Re: [increasingly OT] How much is a kT? (and some RG stuff)
From: "Oerjan Ohlson" <oerjan.ohlson@t...>
Date: Sun, 19 Sep 1999 10:03:31 +0200
Subject: Re: [increasingly OT] How much is a kT? (and some RG stuff)
Second try - sorry if this shows up twice:
Thanks for the kTon clarifications :-) The pure *metric* system is on
its way out in Europe, though - the SI system is currently "in", and it
doesn't use calories :-/
Kent Nordstrom wrote:
> 1kg projectiles going at 2x10^6 m/s (a bit less than 0.01c)
> would have 1kT of kinetic energy. If 1" is a million km, it'd take
around 2
> minutes for a projectile to get to max range of 30". Well, you're
only
> hitting on a "6" anyhow,
But you're only hitting on a 2+ at range 0-6, when you *should* be
hitting on a D6 roll of -100 or something like that.

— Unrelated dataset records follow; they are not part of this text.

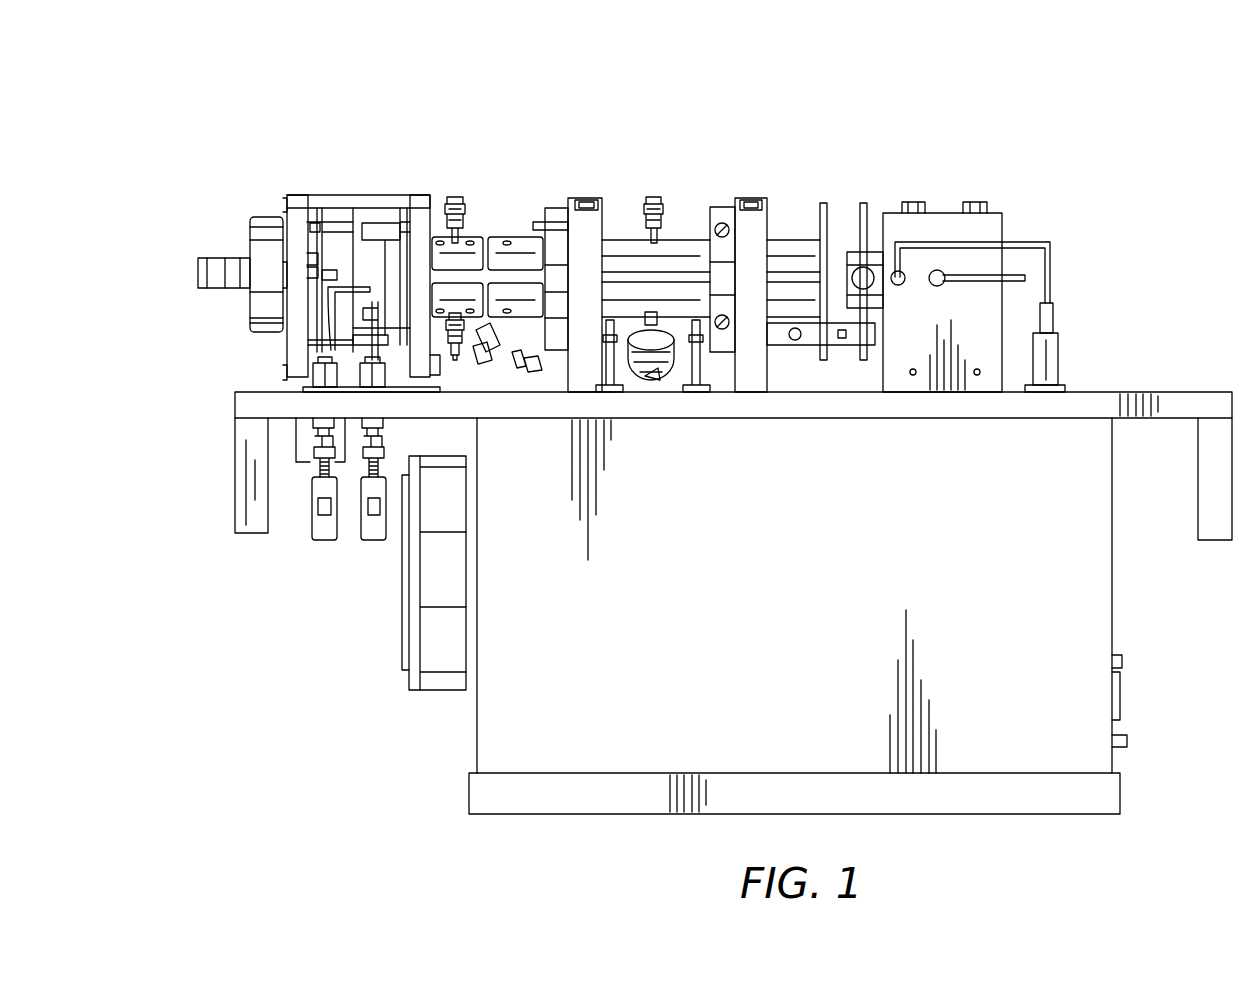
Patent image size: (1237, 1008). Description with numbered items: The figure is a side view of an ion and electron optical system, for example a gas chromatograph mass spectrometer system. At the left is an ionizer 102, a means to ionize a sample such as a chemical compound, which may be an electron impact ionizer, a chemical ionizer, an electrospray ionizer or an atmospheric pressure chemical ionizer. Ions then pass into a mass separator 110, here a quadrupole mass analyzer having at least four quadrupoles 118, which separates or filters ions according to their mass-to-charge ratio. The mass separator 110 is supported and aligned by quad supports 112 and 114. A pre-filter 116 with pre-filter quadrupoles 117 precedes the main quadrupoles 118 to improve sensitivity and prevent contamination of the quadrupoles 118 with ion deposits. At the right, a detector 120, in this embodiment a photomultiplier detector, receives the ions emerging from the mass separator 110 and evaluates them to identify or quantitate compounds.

The ionizer 102 is at (292, 175).
The mass separator 110 is at (682, 222).
The support 112 is at (556, 200).
The support 114 is at (718, 208).
The pre-filter 116 is at (480, 200).
The pre-filter quadrupoles 117 is at (320, 479).
The quadrupoles 118 is at (373, 479).
The detector 120 is at (940, 198).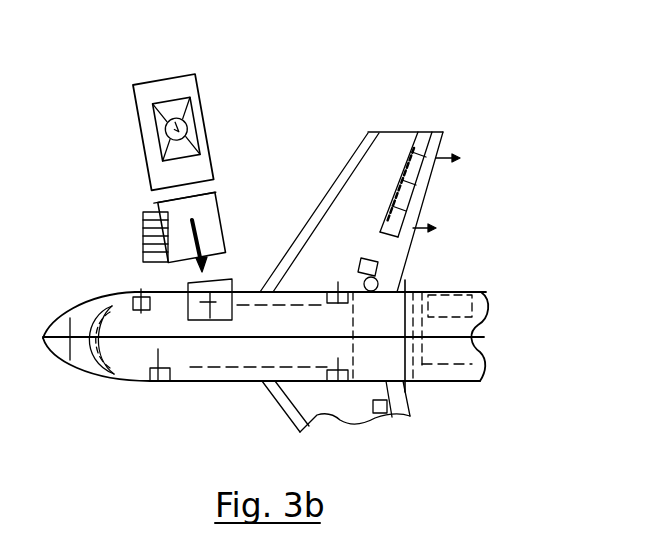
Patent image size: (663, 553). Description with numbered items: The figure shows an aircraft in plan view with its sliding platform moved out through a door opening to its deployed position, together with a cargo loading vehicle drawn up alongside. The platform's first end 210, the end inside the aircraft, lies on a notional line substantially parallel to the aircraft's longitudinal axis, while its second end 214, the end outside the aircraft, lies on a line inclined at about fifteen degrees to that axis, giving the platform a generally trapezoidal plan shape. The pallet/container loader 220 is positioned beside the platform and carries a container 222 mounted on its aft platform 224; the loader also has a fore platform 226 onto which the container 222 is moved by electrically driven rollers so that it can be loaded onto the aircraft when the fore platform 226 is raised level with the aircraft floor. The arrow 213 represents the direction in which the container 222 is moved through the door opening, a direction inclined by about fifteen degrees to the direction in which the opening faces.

The first end 210 is at (207, 318).
The arrow 213 is at (193, 247).
The second end 214 is at (210, 279).
The pallet/container loader 220 is at (109, 128).
The container 222 is at (184, 128).
The aft platform 224 is at (166, 88).
The fore platform 226 is at (143, 214).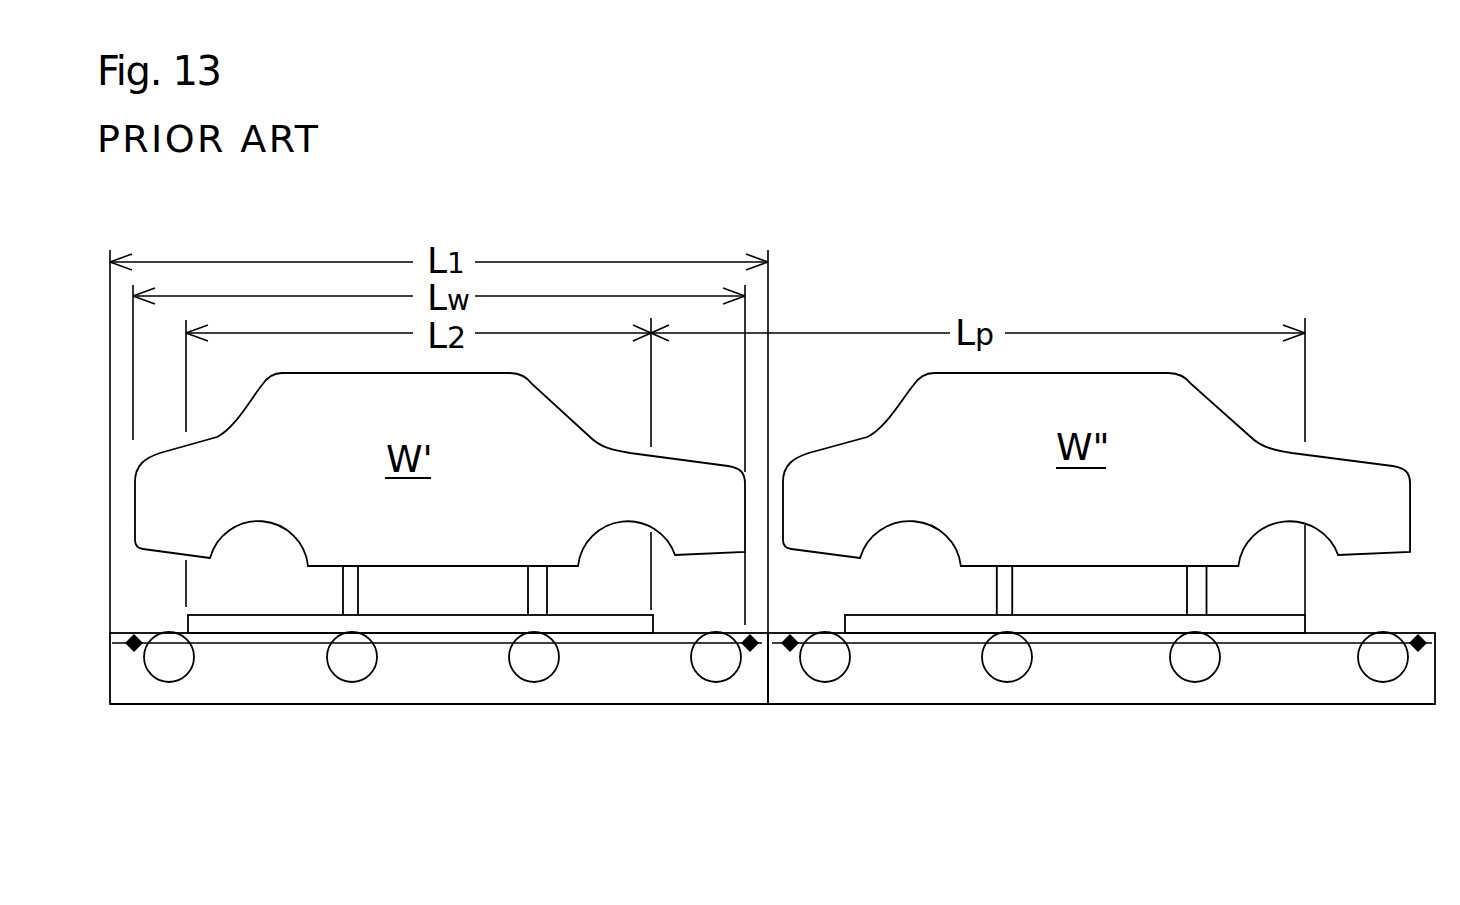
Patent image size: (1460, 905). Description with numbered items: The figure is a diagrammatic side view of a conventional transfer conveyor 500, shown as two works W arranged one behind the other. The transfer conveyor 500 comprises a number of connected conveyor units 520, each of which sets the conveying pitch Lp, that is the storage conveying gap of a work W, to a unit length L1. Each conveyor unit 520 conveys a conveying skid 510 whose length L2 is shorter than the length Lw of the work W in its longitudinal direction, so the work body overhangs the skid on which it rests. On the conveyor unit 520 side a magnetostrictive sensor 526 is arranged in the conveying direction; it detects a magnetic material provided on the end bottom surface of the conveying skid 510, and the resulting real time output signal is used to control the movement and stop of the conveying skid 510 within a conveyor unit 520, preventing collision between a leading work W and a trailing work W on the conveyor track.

The transfer conveyor 500 is at (768, 716).
The conveying skid 510 is at (431, 623).
The conveyor unit 520 is at (253, 683).
The magnetostrictive sensor 526 is at (627, 645).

For a given targetting computer, number of slugs and slug velocity, the
hit probability depends on the distance to the target to the -4th power
(ie, if the distance to the target is doubled, your hit rate drops to
1/16th of what it used to be) and the target's thrust rating as the
-2nd power, so you'd only have 25% as high a chance to hit a thrust-4
ships as you would a thrust-2 one :-/
> Yet another side note: you'd want the
> projectiles to be very precisely machined... at least massing very
close
> to some standard amount.
Since we can manage that today - not cheaply, but we can - I don't
think that's a very big problem :-/
Regards,
Oerjan Ohlson
oerjan.ohlson@telia.com
"Life is like a sewer.
What you get out of it, depends on what you put into it."